AIR disaster experts have begun the grim task of recovering the bodies of 150 passengers and crew from a passenger plane which came down in the French Alps.

Sixteen schoolchildren and two teachers are known to be among the victims of the disaster, which happened yesterday lunchtime.

The pupils, from Joseph Konig school in Haltern am See in western Germany, were flying home after a week-long exchange with students at a school near Barcelona.

Two babies are also thought to have been on the Airbus A320 operated by low-fare carrier Germanwings, which was flying from Barcelona to Dusseldorf.

There were no survivors from the 144 passengers and six crew after the plane went into an eight-minute descent before crashing near Digne.

Prime Minister David Cameron and Deputy Prime Minister Nick Clegg said their thoughts were with the families of the passengers.

The victims are believed to have included a total of 67 Germans, including an opera singer, many Spaniards, business travellers en route to a trade fair in Cologne and one person from the Netherlands.

The German students and their teachers spent a week in Llinars del Valles and were seen off at the town's train station for their early morning trip to the airport by their Spanish host families

German and Spanish students from the two towns have been taking part in exchanges for at least 15 years, and the Spanish students had spent time in Germany in December.

Pere Grive, the deputy mayor of Llinars del Valles, said: "We are completely shattered and the students are also devastated," Mr Grive said.

In Haltern, the high school was going to be kept open but no classes are planned.

Bodo Klimpel, Mayor of Haltern, spoke of the shock and disbelief that had greeted news of the crash, saying: "This is pretty much the worst thing you can imagine."

"You can feel a state of shock everywhere. There will be an opportunity for the students to talk about the terrible event."

The town of 38,000 lies about 80km (50 miles) north east of the plane's destination.
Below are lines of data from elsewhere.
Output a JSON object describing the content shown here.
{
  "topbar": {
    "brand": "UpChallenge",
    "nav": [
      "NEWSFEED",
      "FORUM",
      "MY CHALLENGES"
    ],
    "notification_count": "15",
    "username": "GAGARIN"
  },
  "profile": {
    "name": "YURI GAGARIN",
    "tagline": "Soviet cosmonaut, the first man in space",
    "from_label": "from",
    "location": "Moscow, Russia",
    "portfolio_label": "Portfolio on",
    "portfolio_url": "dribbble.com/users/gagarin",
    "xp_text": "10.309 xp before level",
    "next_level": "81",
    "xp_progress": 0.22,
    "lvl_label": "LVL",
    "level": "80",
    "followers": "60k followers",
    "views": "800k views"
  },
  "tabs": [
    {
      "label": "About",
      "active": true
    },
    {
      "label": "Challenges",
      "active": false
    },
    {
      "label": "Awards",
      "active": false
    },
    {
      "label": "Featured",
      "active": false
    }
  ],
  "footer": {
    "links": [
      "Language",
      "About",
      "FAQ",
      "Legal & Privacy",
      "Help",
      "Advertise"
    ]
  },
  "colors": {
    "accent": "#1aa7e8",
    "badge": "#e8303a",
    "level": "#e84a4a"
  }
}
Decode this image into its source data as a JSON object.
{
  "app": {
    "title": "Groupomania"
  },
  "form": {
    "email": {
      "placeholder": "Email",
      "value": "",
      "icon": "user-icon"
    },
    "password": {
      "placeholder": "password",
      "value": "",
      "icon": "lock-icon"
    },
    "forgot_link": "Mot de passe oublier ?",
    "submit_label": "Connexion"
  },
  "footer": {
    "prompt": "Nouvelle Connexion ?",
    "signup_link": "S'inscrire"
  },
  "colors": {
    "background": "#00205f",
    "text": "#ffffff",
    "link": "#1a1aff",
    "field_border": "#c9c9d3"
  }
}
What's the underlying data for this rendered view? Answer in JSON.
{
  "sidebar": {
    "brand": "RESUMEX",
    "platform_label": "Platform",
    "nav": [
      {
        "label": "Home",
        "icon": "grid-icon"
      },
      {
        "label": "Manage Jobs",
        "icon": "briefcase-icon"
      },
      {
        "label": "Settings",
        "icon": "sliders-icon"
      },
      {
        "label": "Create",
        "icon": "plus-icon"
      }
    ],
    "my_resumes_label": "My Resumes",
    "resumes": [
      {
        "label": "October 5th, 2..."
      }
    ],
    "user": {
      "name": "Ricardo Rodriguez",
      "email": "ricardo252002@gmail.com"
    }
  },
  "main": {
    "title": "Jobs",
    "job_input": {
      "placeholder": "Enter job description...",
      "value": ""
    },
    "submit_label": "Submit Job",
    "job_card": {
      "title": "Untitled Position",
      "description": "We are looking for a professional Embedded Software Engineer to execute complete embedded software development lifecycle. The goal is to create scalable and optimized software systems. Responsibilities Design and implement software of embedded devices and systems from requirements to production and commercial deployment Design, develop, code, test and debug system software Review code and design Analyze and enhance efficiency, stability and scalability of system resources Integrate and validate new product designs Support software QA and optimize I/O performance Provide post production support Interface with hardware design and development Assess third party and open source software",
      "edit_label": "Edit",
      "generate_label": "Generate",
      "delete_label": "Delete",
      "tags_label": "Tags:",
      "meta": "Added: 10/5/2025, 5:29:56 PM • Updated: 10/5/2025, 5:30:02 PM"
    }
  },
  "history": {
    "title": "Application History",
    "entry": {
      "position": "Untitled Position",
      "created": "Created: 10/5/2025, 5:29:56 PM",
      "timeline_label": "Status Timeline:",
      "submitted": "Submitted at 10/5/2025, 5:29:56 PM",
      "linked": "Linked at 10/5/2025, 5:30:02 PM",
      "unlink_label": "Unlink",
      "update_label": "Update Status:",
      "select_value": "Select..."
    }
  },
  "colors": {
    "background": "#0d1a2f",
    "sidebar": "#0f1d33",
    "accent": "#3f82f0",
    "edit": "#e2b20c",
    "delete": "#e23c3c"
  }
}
Some people hugged and cried in front of the Joseph Koenig High School, where the 10th graders had studied, and put candles on its steps.

In Duesseldorf, the Deutsche Oper am Rhein opera house said bass baritone Oleg Bryjak was among the victims. He was returning from Barcelona, where he had sung Alberich in Richard Wagner's Siegfried at the Gran Teatre del Liceu.

"We have lost a great performer and a great person in Oleg Bryjak. We are stunned," director Christoph Meyer said.

In Spain, authorities were still trying to determine how many of their citizens were on board.

Business travellers included Carles Milla, the managing director for a small Spanish food machinery company, his office said, adding that he had been on his way to a food technology fair in Cologne.

Two employees of Barcelona's trade fair organisation were also on the flight.

German chancellor Angela Merkel and various French ministers travelled to the crash site in a remote area.

Those on board the first helicopter to land near the site confirmed there were no survivors, with witnesses describing how the plane had disintegrated with no piece of wreckage bigger than a car.

Germanwings said the captain on board was experienced and had been with the airline and with Germanwings' parent company Lufthansa for more than 10 years and had clocked up 6,000 flying hours on this Airbus model.

Germanwings said the plane had a normal service at Dusseldorf yesterday and its last major check-up had been in summer 2013.